5. Right to data portability

You have the right to receive the personal data concerning you, which we process on the basis of your consent or to fulfil a contract, in a structured, commonly used and machine-readable format, or to request that it be transferred to another controller, insofar as this is technically feasible.

6. Right to withdraw consent

If you have previously given us your consent to process certain data (e.g. for cookies, tracking or marketing activities), you may withdraw this consent at any time with future effect without giving any reason. The lawfulness of the processing carried out up to the point of withdrawal remains unaffected.

7. Right to lodge a complaint with the Federal Data Protection and Information Commissioner (FDPIC)

If you believe that your rights under the nDSG have been infringed, you may lodge a complaint with the FDPIC.

Procedure for exercising your rights

To exercise your data subject rights, please contact our data protection office by email:

Email: walterfeldmann@sunrise.ch

We will generally respond to your enquiry within 30 days at the latest.
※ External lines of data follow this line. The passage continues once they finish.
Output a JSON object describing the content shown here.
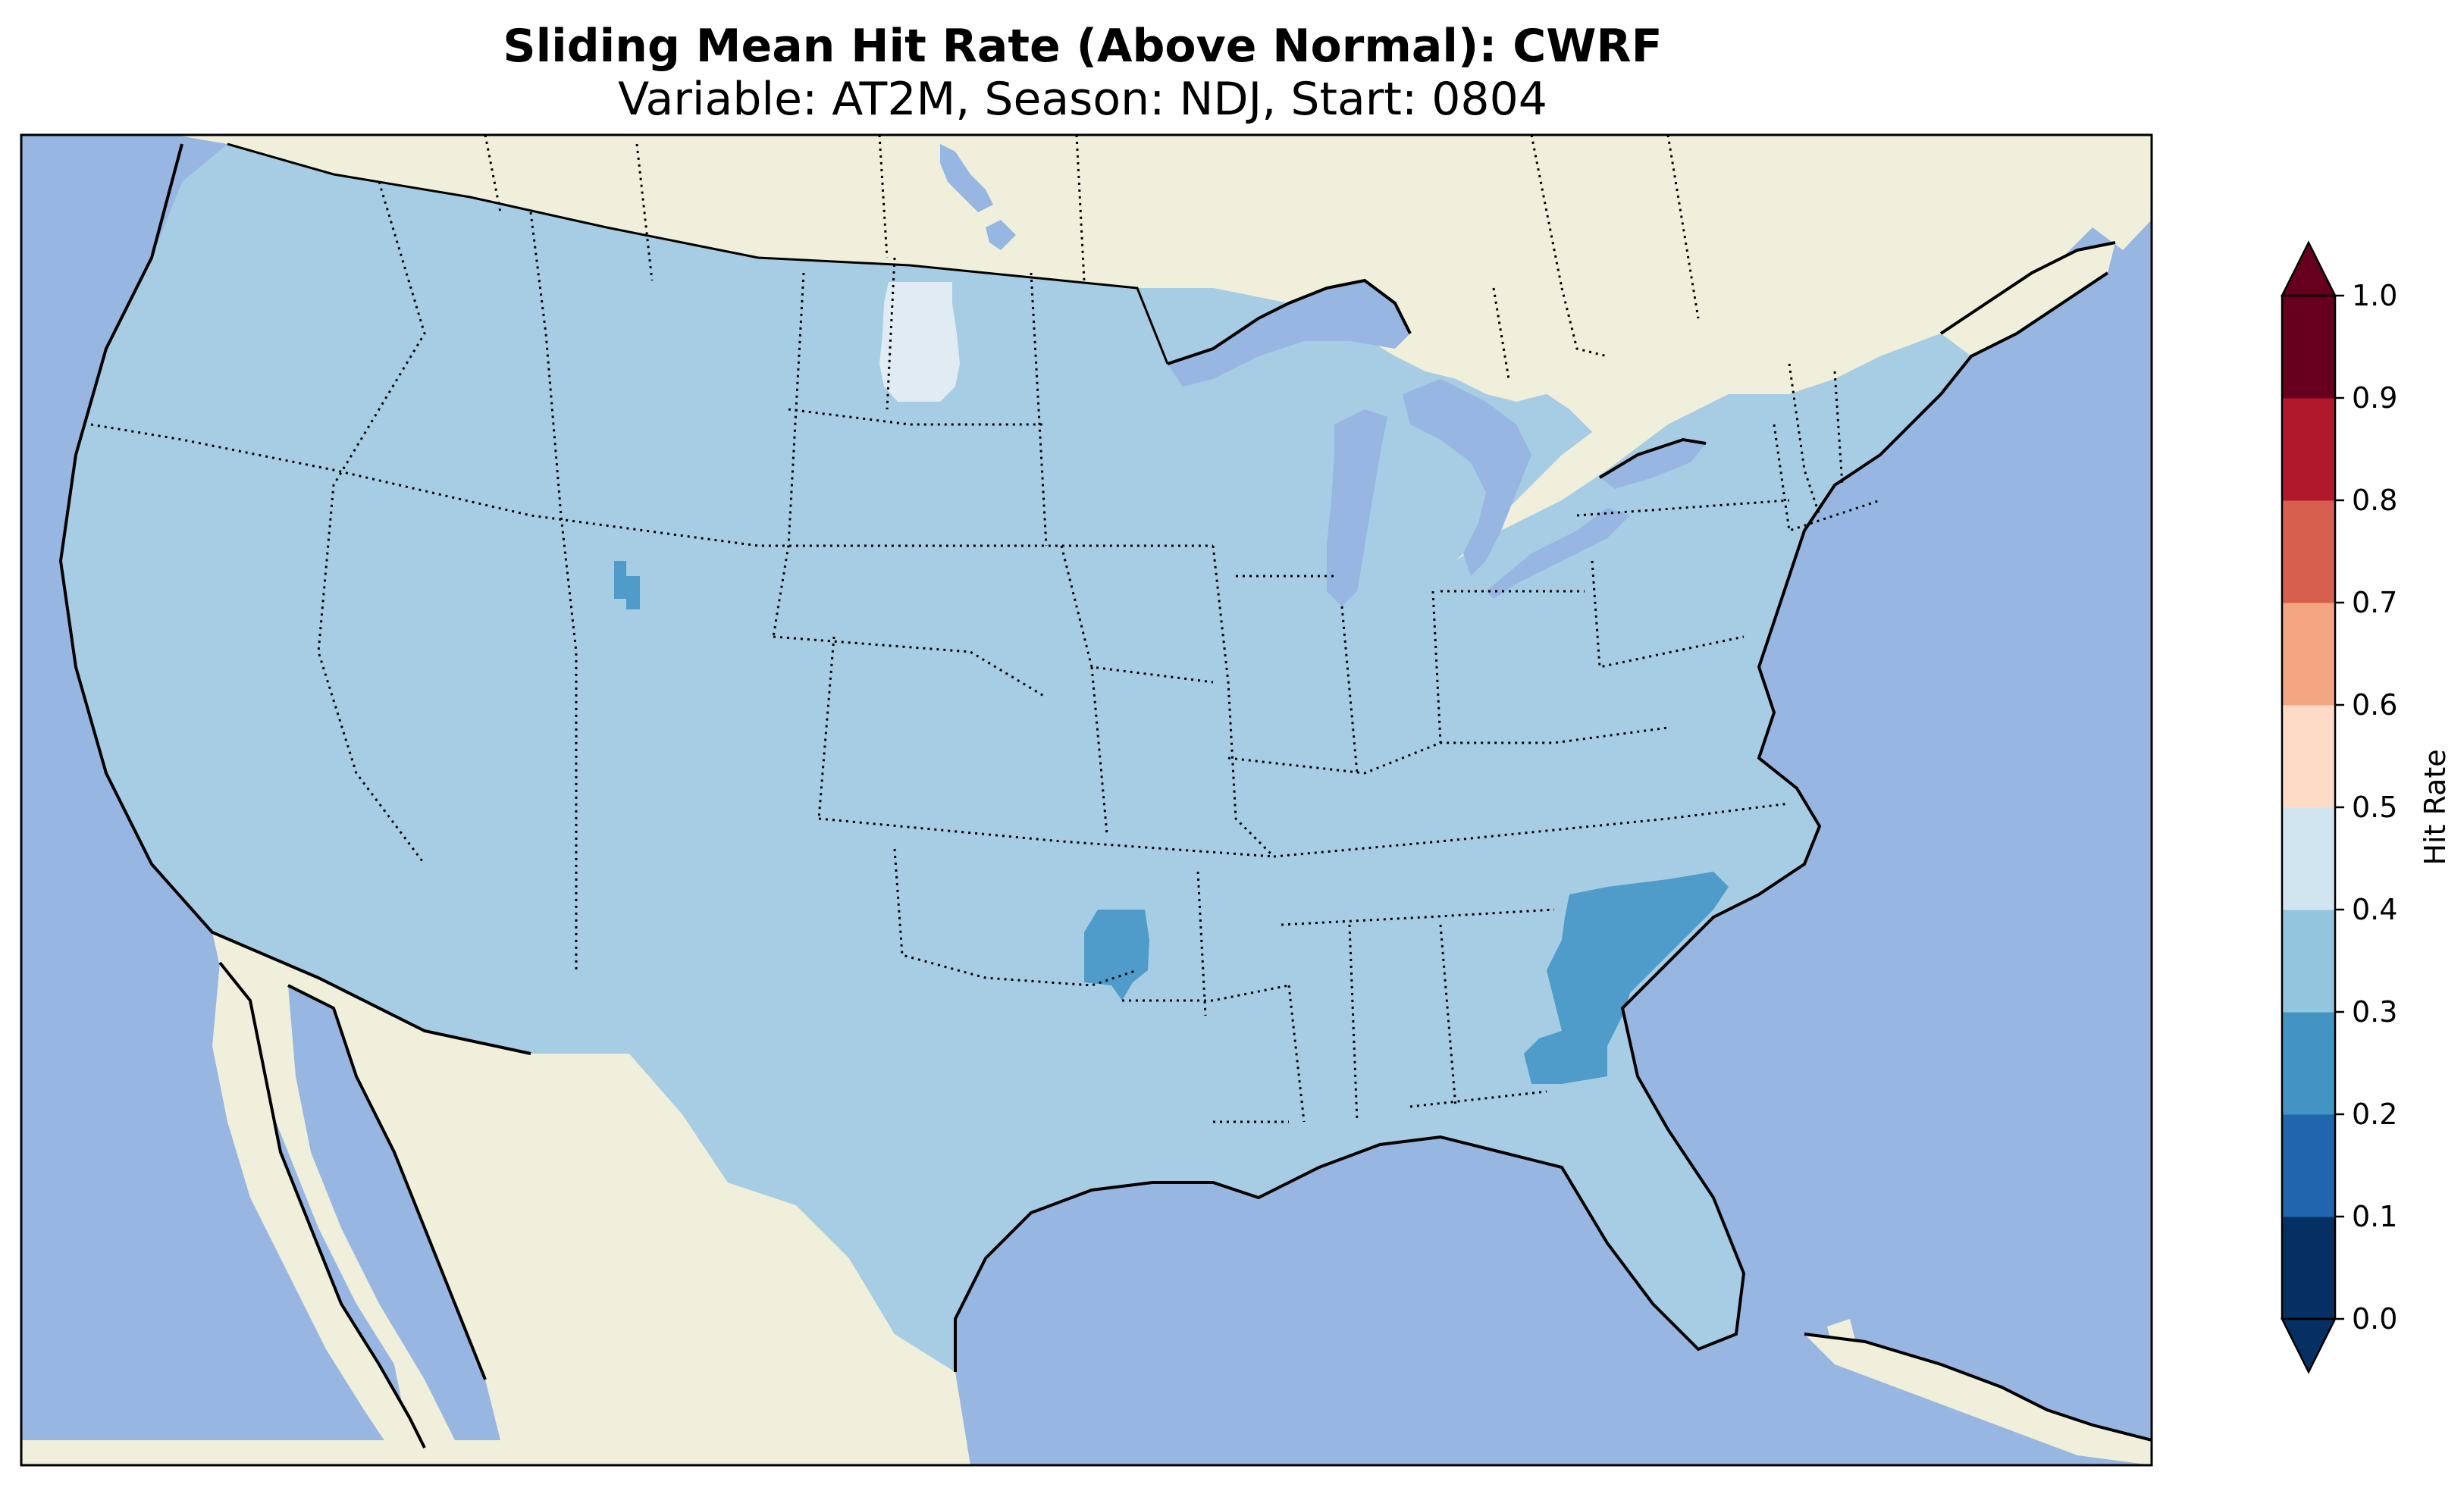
{
  "title": {
    "line1": "Sliding Mean Hit Rate (Above Normal): CWRF",
    "line2": "Variable: AT2M, Season: NDJ, Start: 0804"
  },
  "colors": {
    "ocean": "#97b6e1",
    "land": "#efefdb",
    "field_main": "#a6cde3",
    "field_low": "#4f9bc9",
    "field_high": "#e1ebf3"
  },
  "colorbar": {
    "label": "Hit Rate",
    "ticks": [
      "0.0",
      "0.1",
      "0.2",
      "0.3",
      "0.4",
      "0.5",
      "0.6",
      "0.7",
      "0.8",
      "0.9",
      "1.0"
    ],
    "colors": [
      "#053061",
      "#2166ac",
      "#4393c3",
      "#92c5de",
      "#d1e5f0",
      "#fddbc7",
      "#f4a582",
      "#d6604d",
      "#b2182b",
      "#67001f"
    ],
    "extend_low_color": "#053061",
    "extend_high_color": "#67001f"
  },
  "map_data": {
    "region": "Continental United States",
    "variable": "AT2M",
    "season": "NDJ",
    "start": "0804",
    "predominant_range": [
      0.3,
      0.4
    ],
    "areas": [
      {
        "region": "North Dakota",
        "range": [
          0.4,
          0.5
        ]
      },
      {
        "region": "Wyoming",
        "range": [
          0.2,
          0.3
        ]
      },
      {
        "region": "Oklahoma-Arkansas border",
        "range": [
          0.2,
          0.3
        ]
      },
      {
        "region": "South Carolina / Georgia",
        "range": [
          0.2,
          0.3
        ]
      }
    ]
  }
}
Should your request be complex or should we require an extension of the deadline, we will inform you of this and explain the reasons.

11. Information on legal obligations regarding the provision of data

The provision of certain data is necessary for the performance of a contract or to comply with legal obligations. If you do not provide the required data, we cannot rule out the following consequences:

No registration or conclusion of a contract with us.
Delays in processing your enquiries or orders.
Refusal to provide certain services.

In every form or during the conclusion of a contract, we will specifically indicate which data is mandatory and which may be provided voluntarily.

12. Data security

We store your personal data securely and take all appropriate technical and organisational measures to protect it from loss, unauthorised access, misuse or alteration.

Our employees and all service and contractual partners who have access to your data are contractually bound to maintain confidentiality and comply with the applicable data protection regulations. Where necessary in the context of order processing, we may forward selected enquiries to affiliated or external companies; in such cases, too, your data will be treated as strictly confidential.

When you visit our website, we use the SSL/TLS protocol with the highest encryption level supported by your browser. This ensures that all data you transmit to us is protected from access by third parties during transmission. Please note that, despite all security measures, data transmission over the internet may be subject to security vulnerabilities over which we have no control. You should therefore protect your login details, use up-to-date software and log out after each session to ensure the highest level of security.

13. Changes to the Privacy Policy

We may amend this Privacy Policy at any time. The current version will be published here on our website; the date of the last update can be found at the top of the document.